Formal ECB decision: approved, approved with conditions, or rejected. Conditions may include additional conservatism margins, monitoring requirements, or implementation deadlines. Timeline: 2–3 months.
The 12-month timeline assumes clean submissions and prompt responses. In practice, 40% of applications experience at least one significant delay — incomplete documentation, data quality issues, or methodology questions that require multi-week internal analysis before responding to the ECB.
Based on observed ECB feedback across multiple model change applications, these are the most frequent causes of rejection, delay, or conditional approval. Address these proactively before submission.
The single most common cause of application return. Missing development documentation, outdated technical specifications, or incomplete model performance reports. The ECB expects a self-contained package — reviewers should not need to request basic context information.
Backtesting that covers only benign economic periods, uses inappropriate benchmarks, or lacks statistical rigor. The ECB expects backtesting across multiple economic cycles, with formal breach analysis and documented remediation actions for any threshold violations.
Missing exposure-level data, unexplained data exclusions, or inconsistent data definitions across model development and validation datasets. The ECB has increasingly tight expectations on data lineage, completeness metrics, and treatment of missing values.
Validation reports that merely describe model outputs without providing genuine independent challenge. The ECB expects validators to test alternative specifications, challenge key assumptions, and document disagreements with model developers.
Impact assessments that cover only the base case without sensitivity analysis across alternative calibrations, stress scenarios, and portfolio composition changes. The ECB wants to understand the range of outcomes, not just the central estimate.
Missing or perfunctory board/committee sign-off on model changes. The ECB expects documented evidence that senior management understands the model change, its rationale, and its capital impact. A rubber-stamp approval without substantive discussion is visible to reviewers.
Prioritised actions for banks managing large IRB model inventories through the CRR3 transition period. Focus resources on the highest-impact items first.
Create a centralised view of all pending, in-flight, and planned model changes with pre-assessed materiality classifications, estimated timelines, and ECB submission readiness scores. This visibility prevents approval bottlenecks and enables resource prioritisation.
Deploy automated tools that flag proposed changes against quantitative thresholds (5% RWA, 10% parameter shift) before human review. Reduce misclassification risk and create consistent, auditable classification records.
For novel methodology changes, new portfolio applications, or borderline materiality cases, initiate early dialogue with the ECB JST. Pre-submission engagement can save 3–6 months versus formal application rejection and resubmission.
Standardise model documentation templates to meet ECB expectations out of the box. Include development reports, validation reports, RWA impact assessments, and governance minutes. One-time investment that pays dividends across every future application.
Establish a lean notification process for non-material changes.
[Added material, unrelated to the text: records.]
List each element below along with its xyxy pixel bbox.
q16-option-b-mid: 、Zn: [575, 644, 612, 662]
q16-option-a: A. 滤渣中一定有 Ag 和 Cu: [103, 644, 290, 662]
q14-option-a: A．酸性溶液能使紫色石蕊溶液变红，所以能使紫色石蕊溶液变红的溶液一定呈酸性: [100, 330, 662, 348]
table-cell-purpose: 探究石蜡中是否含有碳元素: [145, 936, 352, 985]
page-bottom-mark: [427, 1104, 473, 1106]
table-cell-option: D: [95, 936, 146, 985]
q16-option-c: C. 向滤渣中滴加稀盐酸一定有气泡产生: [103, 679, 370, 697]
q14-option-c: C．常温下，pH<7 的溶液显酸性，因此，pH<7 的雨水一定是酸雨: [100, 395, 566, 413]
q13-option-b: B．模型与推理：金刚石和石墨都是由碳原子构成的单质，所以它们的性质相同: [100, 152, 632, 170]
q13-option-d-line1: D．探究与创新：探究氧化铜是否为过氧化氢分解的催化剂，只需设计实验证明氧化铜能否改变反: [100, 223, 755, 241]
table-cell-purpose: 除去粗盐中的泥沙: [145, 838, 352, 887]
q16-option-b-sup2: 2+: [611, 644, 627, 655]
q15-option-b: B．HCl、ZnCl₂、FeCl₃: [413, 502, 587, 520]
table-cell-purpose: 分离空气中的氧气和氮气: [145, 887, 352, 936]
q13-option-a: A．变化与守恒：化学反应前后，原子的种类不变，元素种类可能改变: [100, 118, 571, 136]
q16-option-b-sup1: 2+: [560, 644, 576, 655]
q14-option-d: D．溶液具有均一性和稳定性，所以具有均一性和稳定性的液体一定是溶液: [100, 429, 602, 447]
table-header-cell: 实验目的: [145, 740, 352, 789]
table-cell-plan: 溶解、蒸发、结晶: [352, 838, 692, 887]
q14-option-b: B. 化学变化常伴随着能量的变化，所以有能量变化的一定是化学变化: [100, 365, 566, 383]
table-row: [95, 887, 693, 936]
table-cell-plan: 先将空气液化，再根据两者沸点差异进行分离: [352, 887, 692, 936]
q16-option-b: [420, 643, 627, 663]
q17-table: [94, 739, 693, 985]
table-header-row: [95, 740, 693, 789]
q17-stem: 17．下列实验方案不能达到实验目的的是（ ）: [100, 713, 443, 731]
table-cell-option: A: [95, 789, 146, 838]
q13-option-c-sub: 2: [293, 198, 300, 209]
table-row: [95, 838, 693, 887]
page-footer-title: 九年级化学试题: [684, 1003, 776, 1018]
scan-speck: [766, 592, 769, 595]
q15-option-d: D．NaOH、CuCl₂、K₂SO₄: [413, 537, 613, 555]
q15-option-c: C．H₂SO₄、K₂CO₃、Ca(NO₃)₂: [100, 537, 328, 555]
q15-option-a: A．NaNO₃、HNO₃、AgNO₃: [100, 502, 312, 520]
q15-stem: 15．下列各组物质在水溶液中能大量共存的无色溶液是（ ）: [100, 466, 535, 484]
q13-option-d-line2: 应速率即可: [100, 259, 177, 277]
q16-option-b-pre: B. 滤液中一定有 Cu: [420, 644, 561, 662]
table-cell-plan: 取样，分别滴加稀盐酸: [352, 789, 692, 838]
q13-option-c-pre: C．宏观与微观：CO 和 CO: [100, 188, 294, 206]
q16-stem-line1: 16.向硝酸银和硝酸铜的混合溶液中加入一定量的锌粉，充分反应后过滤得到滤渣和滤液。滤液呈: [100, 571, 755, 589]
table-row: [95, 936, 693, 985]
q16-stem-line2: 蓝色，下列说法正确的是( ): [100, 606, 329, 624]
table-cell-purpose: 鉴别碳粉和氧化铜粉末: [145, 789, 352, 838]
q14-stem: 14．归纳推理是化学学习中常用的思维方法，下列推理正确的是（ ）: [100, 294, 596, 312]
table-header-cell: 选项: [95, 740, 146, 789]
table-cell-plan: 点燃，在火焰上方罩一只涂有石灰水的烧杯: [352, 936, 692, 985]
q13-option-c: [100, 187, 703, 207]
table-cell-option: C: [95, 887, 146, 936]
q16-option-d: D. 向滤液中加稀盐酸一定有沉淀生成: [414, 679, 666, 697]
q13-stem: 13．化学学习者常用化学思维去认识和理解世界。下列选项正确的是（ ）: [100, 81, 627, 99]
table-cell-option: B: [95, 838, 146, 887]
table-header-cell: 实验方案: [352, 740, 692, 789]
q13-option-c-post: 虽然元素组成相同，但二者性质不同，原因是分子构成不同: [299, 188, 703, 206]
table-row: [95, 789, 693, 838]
Template-based filings with pre-populated fields and auto-generated impact summaries. Minimise operational burden while maintaining regulatory transparency.
Ensure front-line model owners understand materiality thresholds and can flag potential material changes early in the development cycle. Late discovery of materiality causes the worst timeline disruptions.
A phased approach to building model change management capability that meets CRR3 transition demands and ECB expectations.
A typical G-SIB needs 8–15 FTE dedicated to model change management during the CRR3 transition period. This includes model developers, validators, documentation specialists, and a dedicated ECB liaison function. Under-resourcing creates the single largest execution risk.